Oleh : Dr. H. Taqwaddin, S.H., S.E., M.S.
Hakim Tinggi Ad Hoc Tindak Pidana Korupsi
Selama menjadi hakim yang memeriksa dan mengadili perkara-perkara tindak pidana korupsi pada tingkat banding, saya selalu memulai tugas dengan membaca cermat surat dakwaan. Ini penting dilakukan karena dakwaan merupakan dasar bagi hakim dalam pemeriksaan di persidangan, baik persidangan pada pengadilan tingkat pertama Pengadilan Tindak Pidana Korupsi pada Pengadilan Negeri maupun pada Pengadilan Tinggi, bahkan pada tingkat kasasi di Mahkamah Agung.

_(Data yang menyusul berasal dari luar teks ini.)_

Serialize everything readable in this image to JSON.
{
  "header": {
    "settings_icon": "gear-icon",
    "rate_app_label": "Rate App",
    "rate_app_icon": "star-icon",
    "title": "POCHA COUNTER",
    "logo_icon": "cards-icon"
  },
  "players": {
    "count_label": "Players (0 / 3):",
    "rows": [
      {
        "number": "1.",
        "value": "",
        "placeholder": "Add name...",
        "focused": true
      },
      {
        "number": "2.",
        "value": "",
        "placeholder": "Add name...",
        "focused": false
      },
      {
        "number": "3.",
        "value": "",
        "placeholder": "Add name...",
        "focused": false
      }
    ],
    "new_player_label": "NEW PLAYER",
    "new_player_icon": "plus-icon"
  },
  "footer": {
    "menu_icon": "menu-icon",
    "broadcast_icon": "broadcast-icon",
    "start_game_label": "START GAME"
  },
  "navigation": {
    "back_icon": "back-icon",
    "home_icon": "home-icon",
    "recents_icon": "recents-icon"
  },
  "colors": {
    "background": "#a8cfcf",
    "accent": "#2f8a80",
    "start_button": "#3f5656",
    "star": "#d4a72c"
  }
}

Apakah surat dakwaan itu, apa isinya, siapa yang mendakwakan dan siapa pula terdakwa, serta bagaimana konsekuensinya merupakan hal-hal yang dibahas dalam tulisan sederhana ini.
Surat Dakwaan dan isinya
Hemat saya, surat dakwaan adalah suatu surat yang dibuat oleh penuntut umum yang memuat ; identitas terdakwa, uraian secara cermat kronologi perbuatan pidana korupsi yang dilakukan, kapan dan dimana dilakukannya perbuatan pidana yang didakwakan tersebut, ketentuan peraturan perundang-undangan apa saja yang telah dilanggar, dan rumusan ketentuan tindak pidana korupsi (Undang-Undang Nomor 31 Tahun 1999 jontho Undang-Undang Nomor 20 Tahun 2001 tentang Pemberantasan Tindak Pidana Korupsi) yang didakwakan kepada terdakwa, baik dakwaan primair maupun dakwaan subsidair.
Sebelum membahas lebih lanjut, perlu saya kemukakan bahwa berdasarkan Pasal 26 Undang-Undang Nomor 31 Tahun 1999 tentang Pemberantasan Tindak Pidana Korupsi dinyatakan bahwa, penyidikan, penuntutan, dan pemeriksaaan di sidang pengadilan terhadap tindak pidana korupsi, dilakukan berdasarkan hukum acara pidana yang berlaku, kecuali ditentukan lain dalam undang-undang ini. Hingga saat ini, hukum acara pidana yang berlaku adalah Undang-Undang Nomor 8 Tahun 1981 tentang Hukum Acara Pidana (KUHAP). Pada prinsipnya hukum acara yang berlaku untuk perkara tindak pidana korupsi adalah KUHAP sebagaimana juga berlaku untuk perkara pidana lainnya.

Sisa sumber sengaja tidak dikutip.